Tous les cardinaux le savent-ils ? En entrant en procession dans la chapelle Sixtine, ils vont singulièrement ressembler aux Carmélites de Compiègne. Alors qu'elles montent sur l'échafaud le 17 juillet 1794, les religieuses canonisées par le pape François chantent une hymne grégorienne, le Veni Creator. La même qui accompagne les princes de l'Église jusqu'au lieu du conclave. Et, s'ils ne vont pas au martyre, bien que la tâche ne soit pas facile, ils en portent la pourpre.
Couleur du témoignage, le rouge est aussi celle du feu du Saint-Esprit. À qui s'adresse l'hymne du IXe dont l'auteur est inconnu, même si elle est attribuée aux plus grands, de saint Ambroise de Milan à Raban Maur, artisan important de la Renaissance carolingienne. Texte littéraire de très belle facture, le Veni Creator est construit en six strophes qui développent la théologie pneumatologique initiée par les pères cappadociens.
Invoquer le "Conseiller"
"Esprit créateur" qui planait sur les eaux, la troisième personne de la Trinité est l'amour "commun" qui unit le Père et le Fils. Le chant demande d'ailleurs de faire "connaître" le premier et de révéler le second. Avant d'élire le successeur du pape François, les 133 électeurs vont également demander d'être "emplis de [l]a grâce et [...] d'amour", d'un "Conseiller" qui est "esprit de vérité" pour inspirer leurs paroles et appuyer leur discernement en vue du bien de l'Église.

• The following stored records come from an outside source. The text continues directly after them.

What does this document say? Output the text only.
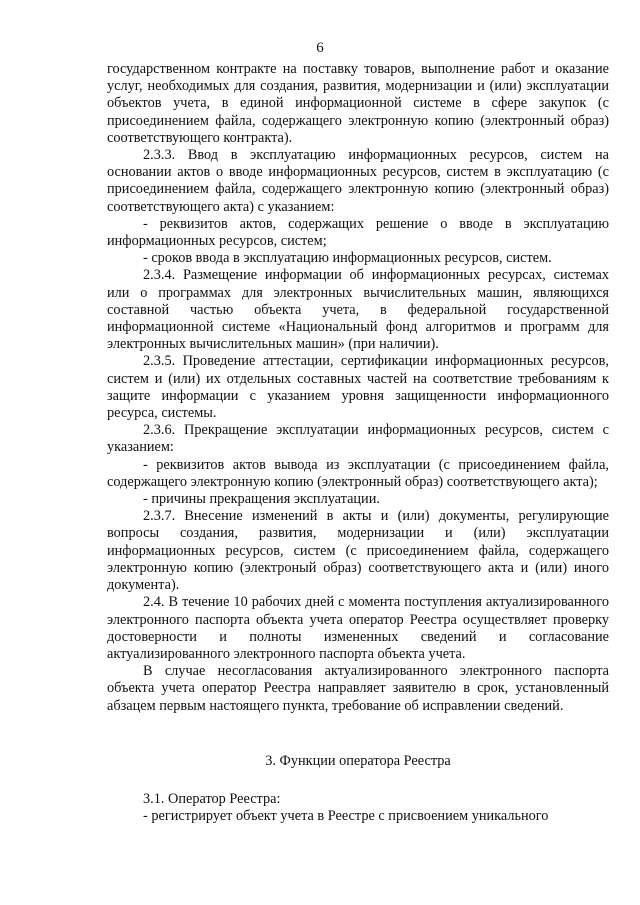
6

государственном контракте на поставку товаров, выполнение работ и оказание услуг, необходимых для создания, развития, модернизации и (или) эксплуатации объектов учета, в единой информационной системе в сфере закупок (с присоединением файла, содержащего электронную копию (электронный образ) соответствующего контракта).

2.3.3. Ввод в эксплуатацию информационных ресурсов, систем на основании актов о вводе информационных ресурсов, систем в эксплуатацию (с присоединением файла, содержащего электронную копию (электронный образ) соответствующего акта) с указанием:

- реквизитов актов, содержащих решение о вводе в эксплуатацию информационных ресурсов, систем;

- сроков ввода в эксплуатацию информационных ресурсов, систем.

2.3.4. Размещение информации об информационных ресурсах, системах или о программах для электронных вычислительных машин, являющихся составной частью объекта учета, в федеральной государственной информационной системе «Национальный фонд алгоритмов и программ для электронных вычислительных машин» (при наличии).

2.3.5. Проведение аттестации, сертификации информационных ресурсов, систем и (или) их отдельных составных частей на соответствие требованиям к защите информации с указанием уровня защищенности информационного ресурса, системы.

2.3.6. Прекращение эксплуатации информационных ресурсов, систем с указанием:

- реквизитов актов вывода из эксплуатации (с присоединением файла, содержащего электронную копию (электронный образ) соответствующего акта);

- причины прекращения эксплуатации.

2.3.7. Внесение изменений в акты и (или) документы, регулирующие вопросы создания, развития, модернизации и (или) эксплуатации информационных ресурсов, систем (с присоединением файла, содержащего электронную копию (электроный образ) соответствующего акта и (или) иного документа).

2.4. В течение 10 рабочих дней с момента поступления актуализированного электронного паспорта объекта учета оператор Реестра осуществляет проверку достоверности и полноты измененных сведений и согласование актуализированного электронного паспорта объекта учета.

В случае несогласования актуализированного электронного паспорта объекта учета оператор Реестра направляет заявителю в срок, установленный абзацем первым настоящего пункта, требование об исправлении сведений.

3. Функции оператора Реестра

3.1. Оператор Реестра:

- регистрирует объект учета в Реестре с присвоением уникального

Si elle est entonnée comme introduction au conclave, l'hymne du Veni Creator ne lui est pas réservée. Dans la liturgie, on la chante aussi aux vêpres entre l’Ascension et la Pentecôte, durant cette neuvaine qui prépare les cœurs à l'effusion du Saint-Esprit qui fit naître l'Église et la renouvelle sans cesse. Elle est surtout chantée lors d'événements importants pour invoquer l'amour du Père et du Fils, lors des messes de consécrations et d'ordinations. Que celui qui est "source vive, feu, charité, invisible consécration" soit le maître de tout don.
Une multitude de versions
Au-delà de la mélodie grégorienne, les plus de mille ans qui nous séparent de l'écriture du Veni Creator ont vu fleurir d'innombrables variantes mélodiques. Des partitions que l'on doit à Roland de Lassus ou Maurice Duruflé, en passant par Joseph Haydn et Gustav Malher et jusqu'à des musiciens contemporains comme Ralf Hoffmann. Le site "Ressources liturgiques" les recense très heureusement pour prier le Saint-Esprit tout en satisfaisant la sensibilité, et s'unir aux prières cardinalices.